4th of July got rained out for me last year, so I think I have some left, but if my stash is running low, I’ll be making the pilgrimage to St. Charles County sometime Friday morning
@bks33691: They’ve been talking about changing the MI laws for a few years though because… everyone just goes to Indiana to buy the cool stuff and then they burn shit down or blow something up. Then our fire departments have to deal with it. So really, MI should just sell the fireworks themselves and make money off the taxes.
@moore850: Every time we bought our fireworks at American Fireworks in Hudson OH they gave you the “read it and lie” form, which you signed stating that you would be transporting the fireworks out of state w/in 48 hours. So yes, in Ohio the fireworks are legal to sell but illegal to posses!

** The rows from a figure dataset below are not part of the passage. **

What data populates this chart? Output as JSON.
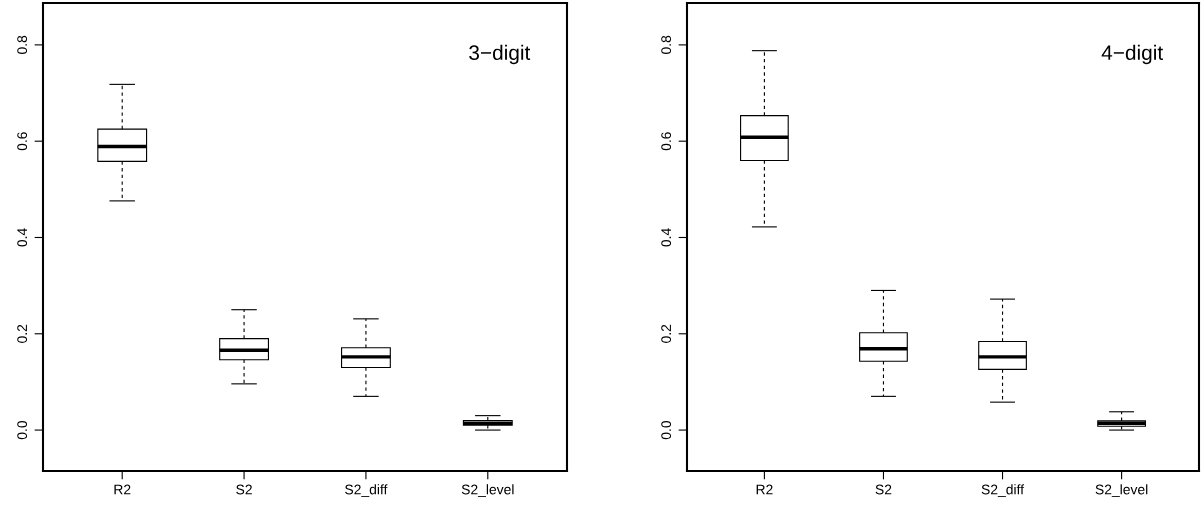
{
  "chart_data": [
    {
      "type": "box",
      "categories": [
        "R2",
        "S2",
        "S2_diff",
        "S2_level"
      ],
      "annotations": [
        "3−digit"
      ],
      "ylim": [
        -0.085,
        0.887
      ],
      "yticks": [
        {
          "value": 0,
          "label": "0.0"
        },
        0.2,
        0.4,
        0.6,
        0.8
      ],
      "grid": false,
      "boxes": [
        {
          "low": 0.476,
          "q1": 0.558,
          "median": 0.589,
          "q3": 0.625,
          "high": 0.718
        },
        {
          "low": 0.096,
          "q1": 0.146,
          "median": 0.166,
          "q3": 0.19,
          "high": 0.25
        },
        {
          "low": 0.07,
          "q1": 0.13,
          "median": 0.152,
          "q3": 0.171,
          "high": 0.231
        },
        {
          "low": 0.0,
          "q1": 0.01,
          "median": 0.014,
          "q3": 0.02,
          "high": 0.03
        }
      ]
    },
    {
      "type": "box",
      "categories": [
        "R2",
        "S2",
        "S2_diff",
        "S2_level"
      ],
      "annotations": [
        "4−digit"
      ],
      "ylim": [
        -0.085,
        0.887
      ],
      "yticks": [
        {
          "value": 0,
          "label": "0.0"
        },
        0.2,
        0.4,
        0.6,
        0.8
      ],
      "grid": false,
      "boxes": [
        {
          "low": 0.422,
          "q1": 0.56,
          "median": 0.608,
          "q3": 0.653,
          "high": 0.788
        },
        {
          "low": 0.07,
          "q1": 0.143,
          "median": 0.169,
          "q3": 0.202,
          "high": 0.29
        },
        {
          "low": 0.058,
          "q1": 0.126,
          "median": 0.152,
          "q3": 0.184,
          "high": 0.272
        },
        {
          "low": 0.0,
          "q1": 0.008,
          "median": 0.014,
          "q3": 0.019,
          "high": 0.038
        }
      ]
    }
  ]
}
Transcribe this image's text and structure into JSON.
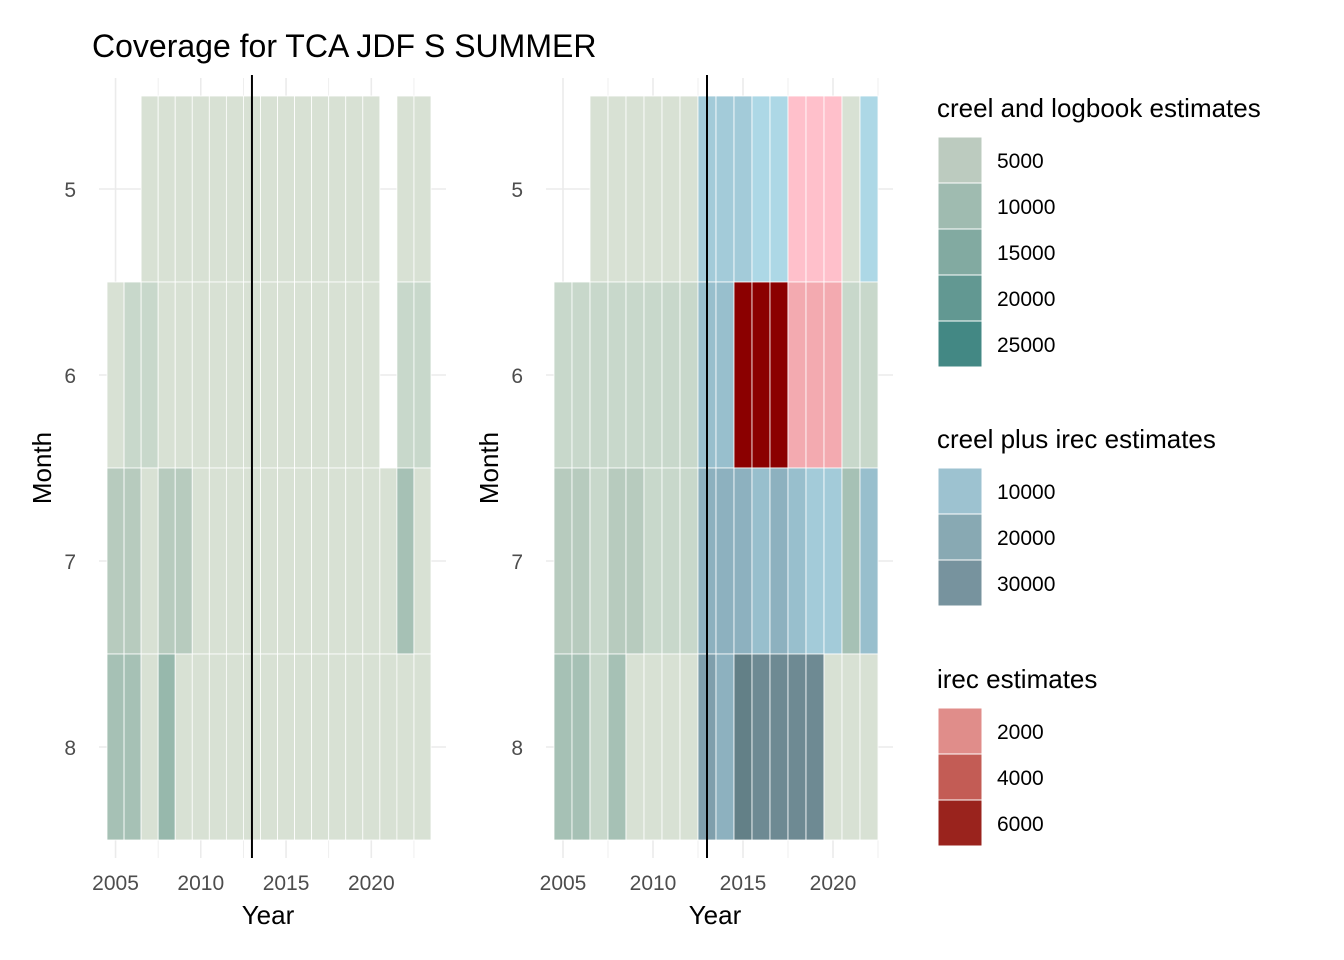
{
  "chart_data": {
    "type": "heatmap",
    "title": "Coverage for TCA JDF S SUMMER",
    "xlabel": "Year",
    "ylabel": "Month",
    "x_ticks": [
      "2005",
      "2010",
      "2015",
      "2020"
    ],
    "y_ticks": [
      "5",
      "6",
      "7",
      "8"
    ],
    "xlim": [
      2004,
      2024
    ],
    "ylim": [
      4.5,
      8.5
    ],
    "vline_year": 2013,
    "grid": true,
    "legend_position": "right",
    "colors": {
      "creel_1": "#d8e1d4",
      "creel_2": "#c8d8cb",
      "creel_3": "#b7cbbe",
      "creel_4": "#a6c1b5",
      "creel_5": "#97b8ac",
      "pink_1": "#ffc0cb",
      "pink_2": "#f3aab0",
      "darkred": "#8b0000",
      "blue_1": "#add8e6",
      "blue_2": "#a3cbd9",
      "blue_3": "#98bfcd",
      "blue_4": "#8db1bf",
      "blue_5": "#7f9fac",
      "blue_6": "#6e8a93",
      "blue_7": "#638087",
      "line": "#000000"
    },
    "panels": [
      {
        "name": "left",
        "cells": {
          "5": [
            "",
            "",
            "creel_1",
            "creel_1",
            "creel_1",
            "creel_1",
            "creel_1",
            "creel_1",
            "creel_1",
            "creel_1",
            "creel_1",
            "creel_1",
            "creel_1",
            "creel_1",
            "creel_1",
            "creel_1",
            "",
            "creel_1",
            "creel_1"
          ],
          "6": [
            "creel_1",
            "creel_2",
            "creel_2",
            "creel_1",
            "creel_1",
            "creel_1",
            "creel_1",
            "creel_1",
            "creel_1",
            "creel_1",
            "creel_1",
            "creel_1",
            "creel_1",
            "creel_1",
            "creel_1",
            "creel_1",
            "",
            "creel_2",
            "creel_2"
          ],
          "7": [
            "creel_3",
            "creel_3",
            "creel_1",
            "creel_3",
            "creel_3",
            "creel_1",
            "creel_1",
            "creel_1",
            "creel_1",
            "creel_1",
            "creel_1",
            "creel_1",
            "creel_1",
            "creel_1",
            "creel_1",
            "creel_1",
            "creel_1",
            "creel_4",
            "creel_1"
          ],
          "8": [
            "creel_4",
            "creel_4",
            "creel_1",
            "creel_5",
            "creel_1",
            "creel_1",
            "creel_1",
            "creel_1",
            "creel_1",
            "creel_1",
            "creel_1",
            "creel_1",
            "creel_1",
            "creel_1",
            "creel_1",
            "creel_1",
            "creel_1",
            "creel_1",
            "creel_1"
          ]
        }
      },
      {
        "name": "right",
        "cells": {
          "5": [
            "",
            "",
            "creel_1",
            "creel_1",
            "creel_1",
            "creel_1",
            "creel_1",
            "creel_1",
            "blue_2",
            "blue_2",
            "blue_2",
            "blue_1",
            "blue_1",
            "pink_1",
            "pink_1",
            "pink_1",
            "creel_1",
            "blue_1"
          ],
          "6": [
            "creel_2",
            "creel_2",
            "creel_2",
            "creel_2",
            "creel_2",
            "creel_2",
            "creel_2",
            "creel_2",
            "blue_3",
            "blue_3",
            "darkred",
            "darkred",
            "darkred",
            "pink_2",
            "pink_2",
            "pink_2",
            "creel_2",
            "creel_2"
          ],
          "7": [
            "creel_3",
            "creel_3",
            "creel_2",
            "creel_3",
            "creel_3",
            "creel_2",
            "creel_2",
            "creel_2",
            "blue_4",
            "blue_4",
            "blue_4",
            "blue_3",
            "blue_4",
            "blue_3",
            "blue_2",
            "blue_2",
            "creel_4",
            "blue_3"
          ],
          "8": [
            "creel_4",
            "creel_4",
            "creel_2",
            "creel_4",
            "creel_1",
            "creel_1",
            "creel_1",
            "creel_1",
            "blue_5",
            "blue_4",
            "blue_7",
            "blue_6",
            "blue_6",
            "blue_6",
            "blue_6",
            "creel_1",
            "creel_1",
            "creel_1"
          ]
        }
      }
    ],
    "legends": [
      {
        "title": "creel and logbook estimates",
        "entries": [
          {
            "label": "5000",
            "color": "#bccbbf"
          },
          {
            "label": "10000",
            "color": "#9fbbb0"
          },
          {
            "label": "15000",
            "color": "#82aaa1"
          },
          {
            "label": "20000",
            "color": "#629892"
          },
          {
            "label": "25000",
            "color": "#438884"
          }
        ]
      },
      {
        "title": "creel plus irec estimates",
        "entries": [
          {
            "label": "10000",
            "color": "#9dc2d0"
          },
          {
            "label": "20000",
            "color": "#88a9b3"
          },
          {
            "label": "30000",
            "color": "#77939e"
          }
        ]
      },
      {
        "title": "irec estimates",
        "entries": [
          {
            "label": "2000",
            "color": "#e08d8a"
          },
          {
            "label": "4000",
            "color": "#c35c55"
          },
          {
            "label": "6000",
            "color": "#9a231d"
          }
        ]
      }
    ]
  }
}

BTW, many years later American provided all of the fireworks shows at SeaWorld. One of the better parts of my job there was helping to blow up 8 grand a night in fireworks and 30 grand on the Fourth. Mere hours to get everything set, whereas they’re already setting up the show in our downtown parking lot and I can assure you it won’t be as big as what the deep pockets at Anheuser-Busch were willing to pay for!
@Greasy Thumb Guzik:
Chicago! Cops caring about fireworks! You gotta be kidding me! My brother used to work for a grocery chain in Melrose Park (that shall, for the moment, remain un-named, and no not Dominick’s) and the cops who worked part time there used to:
1. Sell him the fireworks
2. Own the property that they told him to come & shoot them off at
3. Get a kick out of watching us set them off
Badges? We don’t need no stinkin’ badges!
@Bladefist:”Kansas City has a complete ban on fireworks. Drives me crazy. We’re turning into a cess pool like NY, NJ, and Boston.”
Well on the bright side, in Kansas City you can be completely irrelevant.